Saturday, 8 October 2022 09:25

By Ollie Heptinstall, local democracy reporter

Exe Valley Leisure Centre in Tiverton (courtesy: LDRS)

Works can't begin in Tiverton and Crediton unless permission is granted

The main part of works to decarbonise two Mid Devon leisure centres won’t begin until planning permission has been granted, the authority has been forced to confirm.

The clarification comes after the district council’s planning committee agreed to consider the applications for energy improvement works at Exe Valley Leisure Centre in Tiverton and Lords Meadow in Crediton at a future meeting.

However, a council press release issued on Monday [4 October], a day before the committee, stated that the works had already started.

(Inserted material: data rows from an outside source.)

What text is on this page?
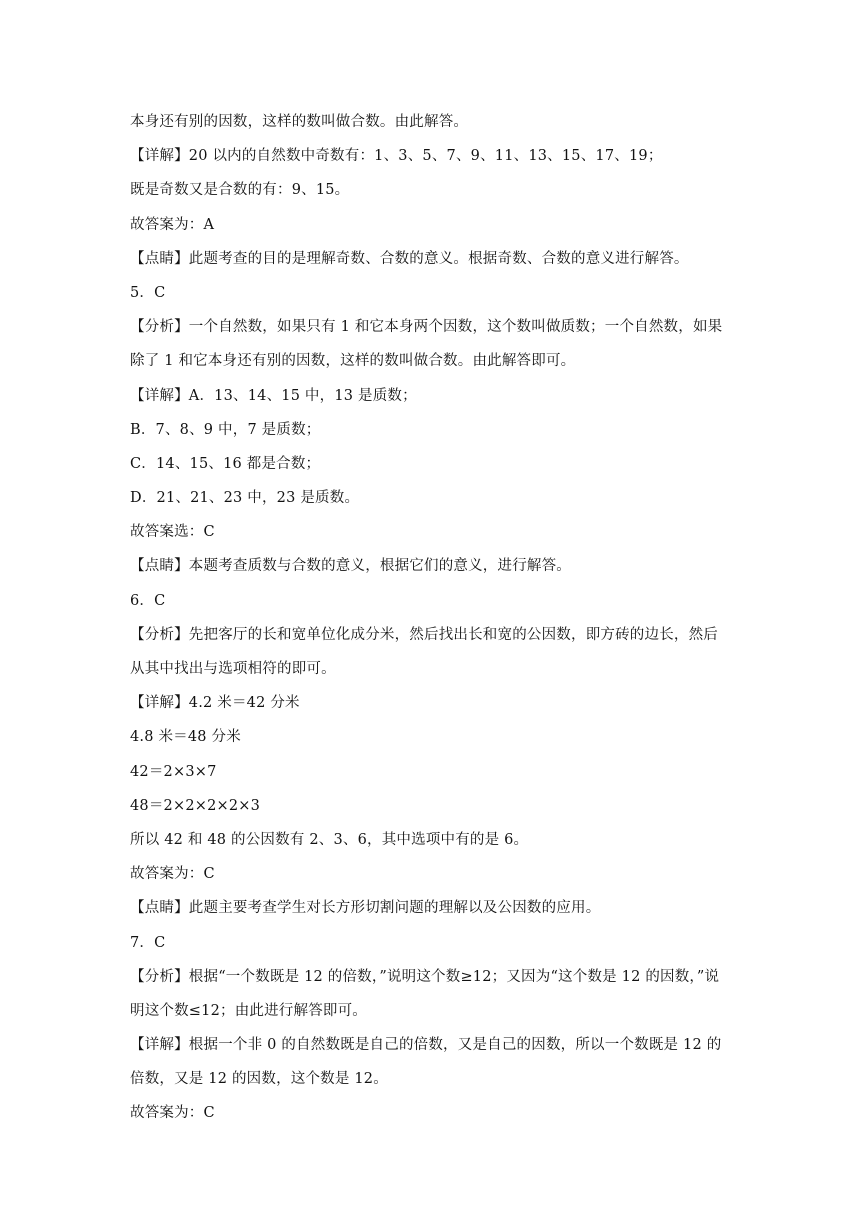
本身还有别的因数，这样的数叫做合数。由此解答。
【详解】20 以内的自然数中奇数有：1、3、5、7、9、11、13、15、17、19；
既是奇数又是合数的有：9、15。
故答案为：A
【点睛】此题考查的目的是理解奇数、合数的意义。根据奇数、合数的意义进行解答。
5．C
【分析】一个自然数，如果只有 1 和它本身两个因数，这个数叫做质数；一个自然数，如果
除了 1 和它本身还有别的因数，这样的数叫做合数。由此解答即可。
【详解】A．13、14、15 中，13 是质数；
B．7、8、9 中，7 是质数；
C．14、15、16 都是合数；
D．21、21、23 中，23 是质数。
故答案选：C
【点睛】本题考查质数与合数的意义，根据它们的意义，进行解答。
6．C
【分析】先把客厅的长和宽单位化成分米，然后找出长和宽的公因数，即方砖的边长，然后
从其中找出与选项相符的即可。
【详解】4.2 米＝42 分米
4.8 米＝48 分米
42＝2×3×7
48＝2×2×2×2×3
所以 42 和 48 的公因数有 2、3、6，其中选项中有的是 6。
故答案为：C
【点睛】此题主要考查学生对长方形切割问题的理解以及公因数的应用。
7．C
【分析】根据“一个数既是 12 的倍数，”说明这个数≥12；又因为“这个数是 12 的因数，”说
明这个数≤12；由此进行解答即可。
【详解】根据一个非 0 的自然数既是自己的倍数，又是自己的因数，所以一个数既是 12 的
倍数，又是 12 的因数，这个数是 12。
故答案为：C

A council officer later confirmed that only minor works which don’t require planning permission will be undertaken until the committee gives approval.

It follows a planning dispute in July, when it was revealed that plans to increase the size of a car park for a property company owned by Mid Devon District Council (MDDC) began before permission was given.

Permission was subsequently refused, although it will now be decided by a planning inspector.

Referring to this, Councillor Les Cruwys (Lib Dem, Cranmore) said at this week’s planning meeting: “Yesterday, the district council put out a very nice notification to the public explaining what was happening with these covers and the solar panels and everything else in the two leisure centres and that work will start on the fourth of October.

“The fourth of October was yesterday. The work started yesterday. And yet here we are on the fifth looking at when to have the planning committee to give it permission.

“We have jumped the gun again and if we expect the public to adhere to the planning process then we ruddy well have got to do it ourselves.”

Andrew Busby, the council’s corporate manager for property, leisure & climate change, clarified the situation: “The work that we’ve started on relates to the ground source heating installation and we’re well within permitted development rights for that stage of the project.”

Permitted development rights allow for some works to be carried out without going through a formal planning process.

Mr Busby added: “The second stage, which is the air source heat pumps and the solar panels, won’t be started until permission is secured.”

The work will allow both leisure centres to move away from high-cost fossil fuels to renewable energy sources.

It’s being funded by £2.8 million secured from the Department for Business, Energy and Industrial Strategy (BEIS) as part of its public sector decarbonisation scheme.